自由への疾走
皇女様の大親友で幼馴染み(出会って1日)。
皇太子殿下の4番目のお妃候補である謎の令嬢(顔も名前も年齢も全て不明。だが巨乳で巨尻なのは間違いないとの噂)。
上記2つが、わたしが後宮でゲットした称号である。
なんか納得いかん。
うっすら感じるのが可笑しみなのか悲しみなのかはさておき、わたしは昨日に続き今日も王宮へとやってきた父と面会する事ができた。
場所は皇太子殿下の執務室。
昼にやってくると聞いてステルスを使って後宮を脱出、物置でTSして仕事のフリして入り込んだ。
わたしの格好を見て父がとても辛そうな顔をしたが仕方がない。
公爵令嬢のミリアムは生死不明で発見されていないのだ。こんなとこにいたら問題になる。
「どうした、父親に会いたかったのか」
わたしを見た殿下は開口一番そう言った。
うん、それ娘のいる父親の持つ願望だね。
残念ながらほとんどの娘は男親が期待するほど父親のこと思ってないんじゃないかな。
だがわたしはそれを口にするほど冷酷ではない。
「はい。家族に挨拶もできないままでしたから、みんなの様子が知りたくて」
すると父は目を泳がせた。
「ああ、みんなお前の事を心配していたぞ。エルリシアなどは、一緒に登城すると聞かなかった」
うん、義姉様以外はいつも通りだったって事だね。
大丈夫、分かってたよそんな事。
母のあの伝言とか大人しくしてろと言わんばかりだったもんね。
「ふふふ、お義姉様に何も問題ないとお伝えください。実は、お邪魔しましたのは父様にお願いがあったからなのです。殿下、父をお借りしてもよろしいでしょうか」
「ああ。ただし外で話すのはまずい、この部屋からは出るな」
「かしこまりました」
わたしは執務室のソファを借りて父と向かい合う。
そしておもむろに切り出した。
「ユニコーンを一頭、後宮の厩舎に送り込んでください。あとサヴァも」
「それはダメだ」
「なぜでしょう」
「あやつらはお前の命令ならなんでも聞く。後宮へ入れたのはお前をユニコーンから遠ざけるためでもあるのだ」
「ですがわたくしにはやらねばならない事があります」
「それは我々大人に任せておけ」
言われてわたしは舌打ちしたくなった、だが我慢。
ここで舌打ちなんぞ聞かれた日には自由が一層遠ざかるというものである。
いくら思い出が1日分とはいえ幼馴染みで大親友の心に傷をつけた輩を放っておくわけにはいかない。

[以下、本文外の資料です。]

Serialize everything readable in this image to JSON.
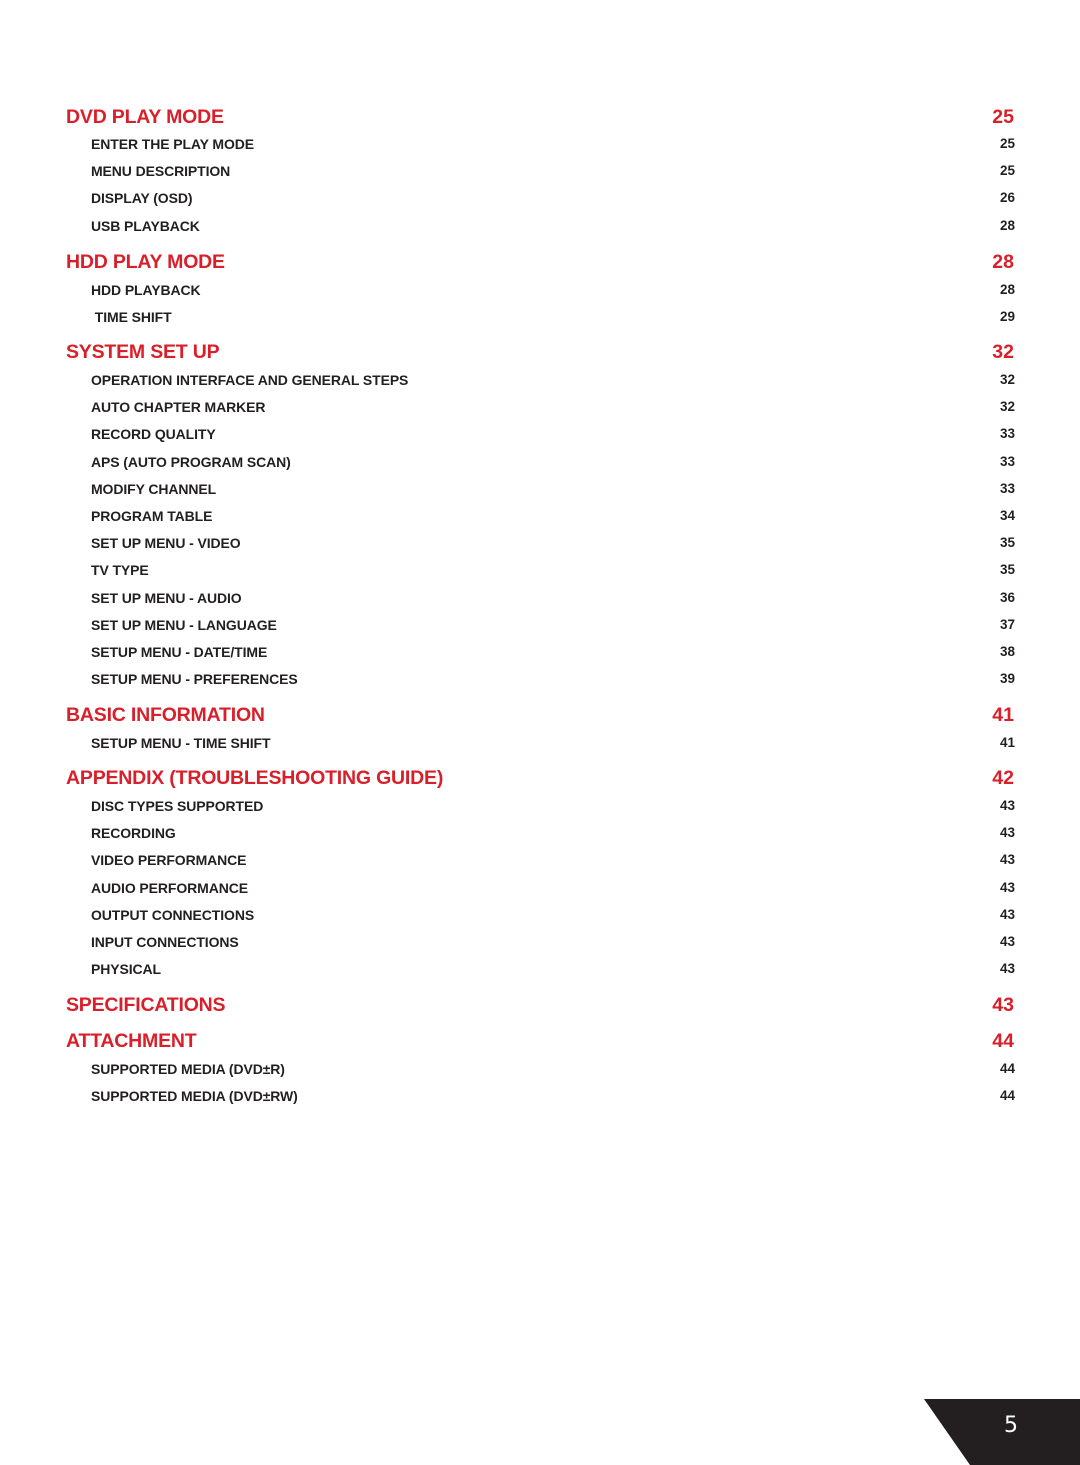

第一、よりにもよって皇女を狙うとか、理由を問いたださんことには夜も眠れん。
「ユニコーンとサヴァをわたしの元へ送ってください。これは譲れません。彼らがどれだけわたしの助けになってくれているか、お分かりでしょう?」
そう、今のわたしはあんまりにも無防備だ。
後宮なら安全なんて夢物語である。
「……アネットとマリサを後宮で使ってもらうようにしよう」
「それだけでは足りません」
「だがサヴァはお前の犬だ。それを後宮に送れば何か気がつく者もいるだろう」
「サヴァに話してみてください。あの子ならこっそり潜り込んでくれるはずです」
「そういう話を目の前でされても困るんだがな」
執務机をペンでコツコツと叩きながら、殿下が眉をひそめる。
「あら失礼いたしました」
「本当に君は……うちの末娘と同じ年とは思えないな、ミリアム嬢」
「まあおほほ。殿下からもうちの父にお願いしてはいただけませんか? わたくしの馬と愛犬を届けてほしいのです。可愛らしい望みでしょう?」
「勝手にうろつかないと約束するならいいだろう」
「ありがとうございます殿下! 父様、殿下もこう仰ってくださってますし」
父はこれ以上ないほど苦虫を噛みつぶしたような表情で、しかも返事をしなかった。
「どうかお願いします。あの子たちがいれば何があっても心配いりませんわ」
大きくため息をついた父は額を押さえながら言った。
「……明日、登城するさいに一緒に連れてこよう。名目は第4妃候補への献上品、という事でいいな」
「ありがとうございます!」
その後、しばらく話をしたあと、父は殿下にお礼を言って辞去して行った。
部屋のドアが閉じられ、気配が遠ざかるのを確認して、わたしは殿下に話しかける。
「殿下、お伺いしたい事があるのですが」
「なんだ」
「ミュルレイシア様を拉致しようとした犯人ですが、まだ捕まっていないというのは本当なのでしょうか」
「なぜそんな事を知りたがる」
「ミュルレイシア様とは昨日、親友になりましたので。恐れや不安を取り去ってあげるのも親友の勤めかと」
にっこり笑顔で言えば、じろりとにらまれる。
「子供は余計な事を考えるな」
やだー。
子供をそんな目でにらんじゃダメよー。
わたしは気にせず話を続ける。
「ですが、ミュルレイシア様が怯えていらっしゃるのは事実です。ですので」
わたしは最高に輝いた笑顔を殿下に向けた。
「ぜひ、わたくしに自由をお与えくださいませんか」
何を言ってるんだこいつは、と不審気な視線を寄越す皇太子殿下に向けて、わたしは可愛らしく小首を傾げて見せた。
聖女の威光はとびっきりのチートだよ?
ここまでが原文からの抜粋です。